When Democratic voters consider Joe Biden or Bernie Sanders more qualified to address issues of gender equality than any female candidate other than Elizabeth Warren, you begin to suspect that the media’s years of turning women against men have mostly succeeded among a small and (judging by Gillibrand) seemingly cynical set of people whose real problem may be that they just don’t like men. True, many friendships and business relationships have been poisoned by that hostility. But as often happens when extremists steer the discussion, the theories have departed from the general public reality.

The general public reality was expressed in the presidential election of 2016. Many factors worked against Hillary Clinton. A particularly noticeable factor was her belief in her entitlement to be president because she was a woman. That was apparently not enough. Hopefully it never will be. To be president, you should be extraordinary. Donald Trump is. And what’s even more extraordinary is that his way of being extraordinary would appeal to anywhere near 25%, let alone 50%, of Americans. But it did, and that’s what the Democratic Party will hopefully learn from at some point.

In a previous post, I criticized a post-election Slate article whose writer reflected on Hillary’s loss with these words, “In America, men have always ruled, and right now I wonder if they always will.” That writer made numerous remarkable statements. Consider this one, and my reaction:

“I never wore one of those T-shirts proclaiming ‘The Future is Female,’ but I came close to believing it.” That was a great slogan for Clinton to be associated with (and, post-election, to embrace explicitly), assuming she didn’t mind scaring post-Hecession men who were already worried about their futures. But you can see how it might appeal to people whose attitude was, “Who cares what men think?”

The writer of that earlier Slate article was evidently stunned to discover that all that pro-Hillary pseudo-feminist snark actually didn’t impress voters. I say “pseudo” because I am a real feminist, in this sense: I don’t think mentally healthy people equate “femininity” with being sexually attractive. Being “hot” did not make Gillibrand more feminine. Nor do I think that privileged women willing to do anything to achieve wealth and power are good examples of how women differ from men, or of anything special that women have to offer to the world.

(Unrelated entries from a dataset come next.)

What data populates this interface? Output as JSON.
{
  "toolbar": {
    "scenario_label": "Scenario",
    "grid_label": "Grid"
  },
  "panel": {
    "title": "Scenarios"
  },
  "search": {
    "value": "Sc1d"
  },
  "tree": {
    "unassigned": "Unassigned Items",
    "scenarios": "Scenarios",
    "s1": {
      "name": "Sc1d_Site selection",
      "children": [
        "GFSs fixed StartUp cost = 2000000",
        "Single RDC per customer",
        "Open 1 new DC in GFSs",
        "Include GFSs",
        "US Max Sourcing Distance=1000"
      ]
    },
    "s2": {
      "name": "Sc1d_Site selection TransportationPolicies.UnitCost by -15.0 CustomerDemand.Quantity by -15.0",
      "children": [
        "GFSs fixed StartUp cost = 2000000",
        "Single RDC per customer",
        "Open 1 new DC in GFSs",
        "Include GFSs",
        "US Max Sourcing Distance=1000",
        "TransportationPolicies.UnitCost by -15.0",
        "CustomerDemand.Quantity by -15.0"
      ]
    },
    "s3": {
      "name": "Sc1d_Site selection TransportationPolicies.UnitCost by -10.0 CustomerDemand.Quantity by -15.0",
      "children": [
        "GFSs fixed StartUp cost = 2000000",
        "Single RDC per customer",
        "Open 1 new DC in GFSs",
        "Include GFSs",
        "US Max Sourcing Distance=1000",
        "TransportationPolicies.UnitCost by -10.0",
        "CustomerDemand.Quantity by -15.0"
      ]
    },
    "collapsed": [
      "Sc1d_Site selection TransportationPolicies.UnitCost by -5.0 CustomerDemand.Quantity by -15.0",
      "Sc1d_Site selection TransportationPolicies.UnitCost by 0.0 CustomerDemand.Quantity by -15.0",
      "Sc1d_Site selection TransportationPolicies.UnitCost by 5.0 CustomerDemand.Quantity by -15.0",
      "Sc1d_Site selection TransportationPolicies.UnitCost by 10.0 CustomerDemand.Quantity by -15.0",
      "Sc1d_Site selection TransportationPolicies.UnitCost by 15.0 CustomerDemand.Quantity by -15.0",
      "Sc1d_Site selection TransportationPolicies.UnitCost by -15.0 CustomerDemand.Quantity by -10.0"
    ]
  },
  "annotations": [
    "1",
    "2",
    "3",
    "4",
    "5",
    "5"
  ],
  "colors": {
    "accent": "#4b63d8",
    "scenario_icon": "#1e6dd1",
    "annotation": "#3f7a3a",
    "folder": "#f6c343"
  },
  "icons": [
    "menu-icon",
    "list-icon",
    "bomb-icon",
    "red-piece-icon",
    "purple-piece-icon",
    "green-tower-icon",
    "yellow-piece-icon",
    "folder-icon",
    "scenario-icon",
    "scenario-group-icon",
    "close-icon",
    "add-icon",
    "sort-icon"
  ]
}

The solution to Matthews’s puzzlement is that Gillibrand personifies neither femininity nor the change that Obama promised but was too timid to deliver. Elite women who marry up, as Gillibrand did, exemplify a mistaken belief that the best women are those who are comfortable in the political and economic conditions created largely by powerful and often exploitative men. That belief perpetuates that world. To defeat Trump, the Democratic candidate needs to be someone who can change it. Gillibrand was obviously not that person. Fake feminism fools few.

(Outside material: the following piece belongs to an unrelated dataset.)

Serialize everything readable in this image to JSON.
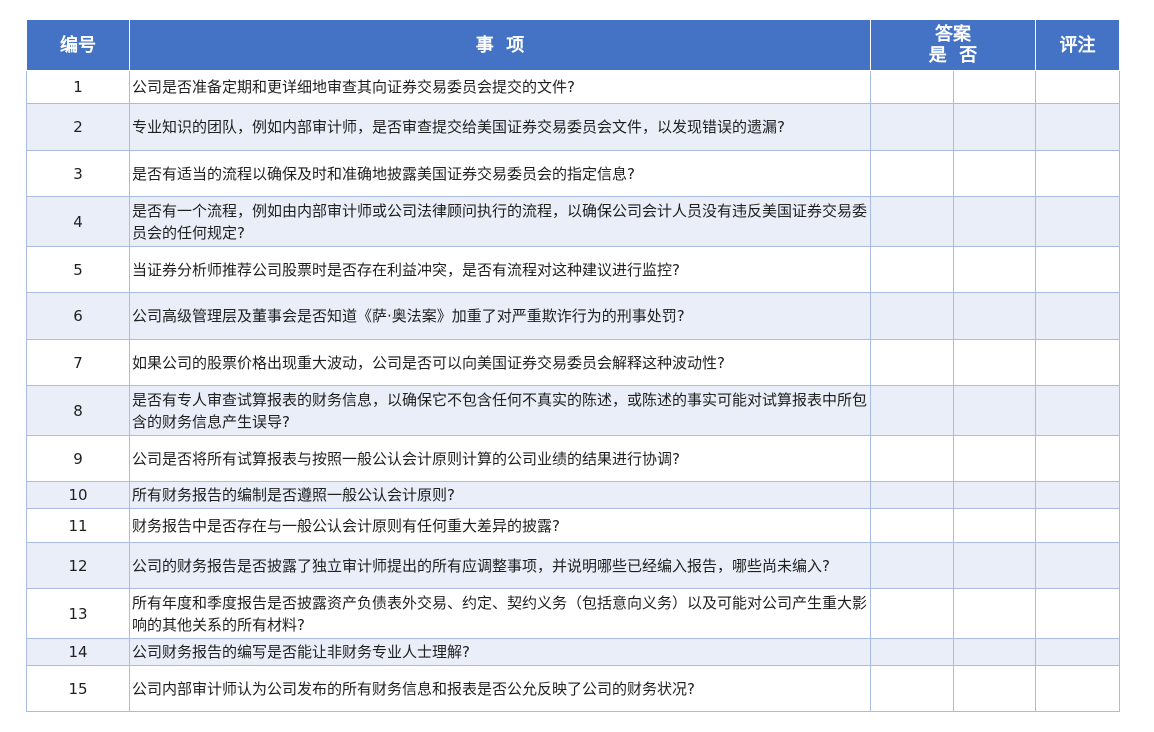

Ironically, Gillibrand does seem strong and intelligent enough to have achieved real change. She just didn’t seem to understand that the world involves more than her own apparent hostility toward men. It is understandable that a highly attractive woman might get sick of sexual attention — too much, and of the wrong kind. But most people don’t have that problem. We seem to think there are other things to worry about.